Genocide, martyrdom, and theology
“The suffering of the innocent in the Holy Land has made all of us very uncomfortable. This Holy Week let’s not forget the Holy People of the Holy Land.” The words of Gerry Clarke SJ, director of the Belfast Jesuit Centre as their book club finished a seven-week discussion of The Cross and the Olive Tree: Cultivating Palestinian Theology Amid Gaza, which they began on Wednesday, 14 January.
The book is a compilation of seven essays by eight Christian Palestinian theologians, edited by John S. Munayer and Samuel S. Munayer and published by Orbis Books ». On the last night, the Zoom book club members were joined by the two Munayer brothers from Jerusalem, who discussed their final chapter, ‘Palestinian Theology of Martyrdom’ with them.
The two Christian theologians shared that, for them, the traditional understanding of martyrdom as dying for the faith has to be deconstructed in some respects and understood not just in terms of death but also of living and witnessing for Christ.
They write that a true Palestinian theology of martyrdom “is deeply rooted in faith, anchored in the conviction that true witness transcends both empire and death.” They say it draws its strength from the power of the slain lamb,” whose liberation is not dependent on force or might but on transformative and redemptive love.” And they say it is through suffering of this type of martydom “amid cruelty, injustice, and death, that we encounter the profound mystery of love, justice and mercy, as ultimately revealed in the crucified Messiah.”
In their Zoom talk, they posed the vexed question of Christian unity in this regard, asking how effective the Christian churches are as a community of witnesses, given that they are ecumenically split and sometimes hostile or unsupportive of one another.
On an interfaith basis, they raised the possibility of Muslim and Christian Palestinians coming together through a renewed and life-giving theology of martyrdom and witness. In their article they say, “A Palestinian theology of martyrdom challenges the theology of survival that prioritises preservation over witness.” And they quote the prayer of Rafiq Khoury in his book about Eastern Churches in the ‘Arab tent’, “Lord, if we want to be witnesses to the resurrection, let us not be guardians of relics and graves.”
Despite the ongoing killings and attempted decimation of their people, not just in Gaza but in the occupied territories, the brothers end their chapter on a note of true Christian hope. “Even as the future appears grim, we hold fast to the hope that our witness will endure,” they write, “resisting the allure of comfort and defying the empire’s oppressive logic by embracing our own crosses.” They finish by noting as their final word that the true power of martyrdom “lies not only in its testament to suffering but in its courageous declaration that life, truth, and liberation triumph even in the shadow of death.”

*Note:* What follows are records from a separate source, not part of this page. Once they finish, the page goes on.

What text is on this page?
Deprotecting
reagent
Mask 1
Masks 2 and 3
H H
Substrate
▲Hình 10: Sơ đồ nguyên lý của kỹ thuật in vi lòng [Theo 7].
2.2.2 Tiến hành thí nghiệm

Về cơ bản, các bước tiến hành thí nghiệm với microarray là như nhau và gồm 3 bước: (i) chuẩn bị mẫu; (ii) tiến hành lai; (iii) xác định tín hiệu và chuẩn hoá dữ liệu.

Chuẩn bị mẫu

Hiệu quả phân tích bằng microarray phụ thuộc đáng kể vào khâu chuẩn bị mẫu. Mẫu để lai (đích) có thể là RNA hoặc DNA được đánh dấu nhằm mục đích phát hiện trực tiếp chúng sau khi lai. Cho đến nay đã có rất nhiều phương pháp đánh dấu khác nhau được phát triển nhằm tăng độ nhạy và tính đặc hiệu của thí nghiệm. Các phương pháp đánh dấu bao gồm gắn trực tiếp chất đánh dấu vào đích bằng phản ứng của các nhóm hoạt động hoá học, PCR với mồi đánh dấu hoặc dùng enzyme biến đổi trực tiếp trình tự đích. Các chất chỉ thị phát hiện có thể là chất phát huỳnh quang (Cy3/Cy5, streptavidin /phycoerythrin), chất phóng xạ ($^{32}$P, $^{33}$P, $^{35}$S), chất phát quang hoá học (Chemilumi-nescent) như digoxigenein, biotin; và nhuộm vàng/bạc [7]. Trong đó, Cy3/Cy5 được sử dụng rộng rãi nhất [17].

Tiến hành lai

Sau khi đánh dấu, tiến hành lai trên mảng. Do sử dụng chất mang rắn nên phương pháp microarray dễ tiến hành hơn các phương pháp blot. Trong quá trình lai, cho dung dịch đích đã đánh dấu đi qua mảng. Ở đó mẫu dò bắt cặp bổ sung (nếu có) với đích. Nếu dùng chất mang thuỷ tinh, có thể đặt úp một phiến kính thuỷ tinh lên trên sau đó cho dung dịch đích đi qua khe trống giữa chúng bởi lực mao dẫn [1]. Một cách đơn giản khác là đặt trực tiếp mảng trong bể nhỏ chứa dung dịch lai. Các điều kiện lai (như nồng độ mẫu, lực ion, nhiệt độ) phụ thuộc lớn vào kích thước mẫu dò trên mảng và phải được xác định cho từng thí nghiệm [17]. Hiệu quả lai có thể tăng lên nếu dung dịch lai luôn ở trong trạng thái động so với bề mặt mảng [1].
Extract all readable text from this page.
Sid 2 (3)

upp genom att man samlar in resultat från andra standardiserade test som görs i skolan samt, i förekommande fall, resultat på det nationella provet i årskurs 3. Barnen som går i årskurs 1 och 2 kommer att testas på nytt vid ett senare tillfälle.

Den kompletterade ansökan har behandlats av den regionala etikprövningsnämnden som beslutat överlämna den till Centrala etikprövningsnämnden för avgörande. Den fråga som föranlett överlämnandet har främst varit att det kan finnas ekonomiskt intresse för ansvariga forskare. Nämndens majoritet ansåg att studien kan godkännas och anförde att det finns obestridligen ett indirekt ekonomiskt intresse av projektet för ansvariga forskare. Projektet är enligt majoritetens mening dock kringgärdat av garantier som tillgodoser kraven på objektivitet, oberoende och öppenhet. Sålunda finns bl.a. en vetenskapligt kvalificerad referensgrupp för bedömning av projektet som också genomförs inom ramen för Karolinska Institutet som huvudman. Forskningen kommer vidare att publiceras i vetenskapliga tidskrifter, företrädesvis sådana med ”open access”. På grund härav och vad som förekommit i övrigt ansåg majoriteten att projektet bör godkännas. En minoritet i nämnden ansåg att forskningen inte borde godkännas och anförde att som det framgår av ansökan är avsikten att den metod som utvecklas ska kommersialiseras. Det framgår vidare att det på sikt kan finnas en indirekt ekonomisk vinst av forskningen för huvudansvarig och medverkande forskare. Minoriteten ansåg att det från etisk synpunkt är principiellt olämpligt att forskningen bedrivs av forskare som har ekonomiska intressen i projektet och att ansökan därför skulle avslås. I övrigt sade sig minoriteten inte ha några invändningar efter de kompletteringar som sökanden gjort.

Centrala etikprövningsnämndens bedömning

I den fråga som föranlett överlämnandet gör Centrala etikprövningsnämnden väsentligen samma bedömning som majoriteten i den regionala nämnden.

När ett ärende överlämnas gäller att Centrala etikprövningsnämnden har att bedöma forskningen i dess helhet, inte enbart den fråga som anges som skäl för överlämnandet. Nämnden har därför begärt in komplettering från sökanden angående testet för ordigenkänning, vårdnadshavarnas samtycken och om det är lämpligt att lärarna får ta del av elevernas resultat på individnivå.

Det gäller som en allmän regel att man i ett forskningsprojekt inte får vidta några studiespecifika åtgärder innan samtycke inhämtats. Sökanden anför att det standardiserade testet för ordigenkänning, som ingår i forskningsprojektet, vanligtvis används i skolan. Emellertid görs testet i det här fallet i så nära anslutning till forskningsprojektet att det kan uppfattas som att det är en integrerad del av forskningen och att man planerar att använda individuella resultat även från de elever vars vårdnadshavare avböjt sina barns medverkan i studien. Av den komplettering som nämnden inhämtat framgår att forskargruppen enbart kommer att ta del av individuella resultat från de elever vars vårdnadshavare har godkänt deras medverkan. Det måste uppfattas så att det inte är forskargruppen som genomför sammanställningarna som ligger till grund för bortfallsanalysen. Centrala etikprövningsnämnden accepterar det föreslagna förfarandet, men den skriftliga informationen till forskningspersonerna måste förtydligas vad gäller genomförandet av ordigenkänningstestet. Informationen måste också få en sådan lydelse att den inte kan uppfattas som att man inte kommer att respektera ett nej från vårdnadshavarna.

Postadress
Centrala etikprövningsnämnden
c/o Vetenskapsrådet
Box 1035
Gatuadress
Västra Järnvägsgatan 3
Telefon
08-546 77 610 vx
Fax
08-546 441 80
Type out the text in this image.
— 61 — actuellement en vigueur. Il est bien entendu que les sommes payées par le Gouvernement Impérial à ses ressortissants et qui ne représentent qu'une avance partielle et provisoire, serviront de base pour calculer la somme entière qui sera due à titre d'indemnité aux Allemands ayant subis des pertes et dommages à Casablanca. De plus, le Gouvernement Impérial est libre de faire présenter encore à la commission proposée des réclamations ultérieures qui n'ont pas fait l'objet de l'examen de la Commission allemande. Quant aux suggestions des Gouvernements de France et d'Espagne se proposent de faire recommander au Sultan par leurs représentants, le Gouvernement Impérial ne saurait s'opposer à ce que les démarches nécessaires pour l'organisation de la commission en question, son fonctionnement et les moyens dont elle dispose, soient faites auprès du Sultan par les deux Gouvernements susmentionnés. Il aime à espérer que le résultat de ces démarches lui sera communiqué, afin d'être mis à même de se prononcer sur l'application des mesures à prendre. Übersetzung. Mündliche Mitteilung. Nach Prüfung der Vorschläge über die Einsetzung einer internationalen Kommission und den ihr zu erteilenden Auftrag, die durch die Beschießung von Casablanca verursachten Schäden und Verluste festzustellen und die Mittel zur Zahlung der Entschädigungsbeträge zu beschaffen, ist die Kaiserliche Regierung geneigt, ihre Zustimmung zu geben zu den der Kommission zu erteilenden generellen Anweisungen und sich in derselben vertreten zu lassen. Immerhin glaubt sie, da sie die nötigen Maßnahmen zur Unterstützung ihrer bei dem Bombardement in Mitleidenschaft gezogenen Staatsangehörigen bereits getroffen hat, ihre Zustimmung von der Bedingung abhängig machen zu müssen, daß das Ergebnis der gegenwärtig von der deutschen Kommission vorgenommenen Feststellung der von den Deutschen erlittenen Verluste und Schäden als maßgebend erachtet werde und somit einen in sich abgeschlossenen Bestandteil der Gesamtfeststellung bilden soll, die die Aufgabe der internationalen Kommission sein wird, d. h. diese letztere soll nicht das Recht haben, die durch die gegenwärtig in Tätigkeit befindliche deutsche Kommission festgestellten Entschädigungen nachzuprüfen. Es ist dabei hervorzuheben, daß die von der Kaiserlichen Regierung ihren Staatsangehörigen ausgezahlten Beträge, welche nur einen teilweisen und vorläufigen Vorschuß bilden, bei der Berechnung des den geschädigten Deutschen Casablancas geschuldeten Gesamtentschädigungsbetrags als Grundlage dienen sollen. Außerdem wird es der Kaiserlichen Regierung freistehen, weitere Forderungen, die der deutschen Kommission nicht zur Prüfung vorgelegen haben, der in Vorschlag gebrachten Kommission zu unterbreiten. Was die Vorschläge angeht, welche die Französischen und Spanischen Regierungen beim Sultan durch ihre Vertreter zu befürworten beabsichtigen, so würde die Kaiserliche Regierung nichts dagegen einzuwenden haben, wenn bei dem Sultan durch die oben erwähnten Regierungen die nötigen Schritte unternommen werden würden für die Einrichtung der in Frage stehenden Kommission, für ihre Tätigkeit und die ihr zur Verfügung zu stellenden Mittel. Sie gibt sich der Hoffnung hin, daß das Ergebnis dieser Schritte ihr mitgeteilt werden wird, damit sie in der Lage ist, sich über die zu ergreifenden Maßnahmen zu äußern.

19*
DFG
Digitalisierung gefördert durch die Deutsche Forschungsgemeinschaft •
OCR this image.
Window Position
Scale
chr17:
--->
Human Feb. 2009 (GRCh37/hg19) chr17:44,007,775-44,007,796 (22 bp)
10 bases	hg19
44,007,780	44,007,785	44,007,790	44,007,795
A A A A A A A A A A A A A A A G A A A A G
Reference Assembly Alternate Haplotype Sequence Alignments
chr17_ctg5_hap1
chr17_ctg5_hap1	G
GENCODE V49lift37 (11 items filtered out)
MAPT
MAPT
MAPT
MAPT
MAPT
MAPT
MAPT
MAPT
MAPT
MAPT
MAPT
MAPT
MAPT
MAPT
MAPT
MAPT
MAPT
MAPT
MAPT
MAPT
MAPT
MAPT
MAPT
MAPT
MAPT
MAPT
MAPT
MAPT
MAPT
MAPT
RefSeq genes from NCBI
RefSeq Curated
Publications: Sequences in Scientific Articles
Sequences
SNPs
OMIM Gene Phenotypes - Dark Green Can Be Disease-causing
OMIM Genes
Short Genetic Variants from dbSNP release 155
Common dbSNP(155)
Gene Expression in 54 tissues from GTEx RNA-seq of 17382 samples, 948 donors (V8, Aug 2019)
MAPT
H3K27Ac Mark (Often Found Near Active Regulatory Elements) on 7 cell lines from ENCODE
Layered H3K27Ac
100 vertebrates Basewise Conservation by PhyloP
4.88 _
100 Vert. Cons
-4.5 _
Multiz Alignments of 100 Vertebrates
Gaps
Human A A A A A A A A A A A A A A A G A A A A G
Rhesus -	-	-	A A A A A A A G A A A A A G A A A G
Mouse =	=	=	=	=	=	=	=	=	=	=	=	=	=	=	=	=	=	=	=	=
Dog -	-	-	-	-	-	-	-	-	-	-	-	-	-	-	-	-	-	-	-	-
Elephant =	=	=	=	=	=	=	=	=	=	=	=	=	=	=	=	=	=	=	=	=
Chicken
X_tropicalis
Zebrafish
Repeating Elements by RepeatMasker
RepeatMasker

As noted on the book cover, The Cross and the Olive Tree traverses “the lived theology of grandmothers to traditions of scholarship, from ancient liturgies to contemporary resistance.” As the eight theologians seek to present “a crucial and vibrant perspective on liberation, reconciliations, and divine imagination,” the cross and the olive tree are their symbols of “unwavering hope… faith and homeland.”
The Belfast Jesuit Centre book club is currently reading and discussing I Want You To Be: The God of Love, by Tomáš Halík.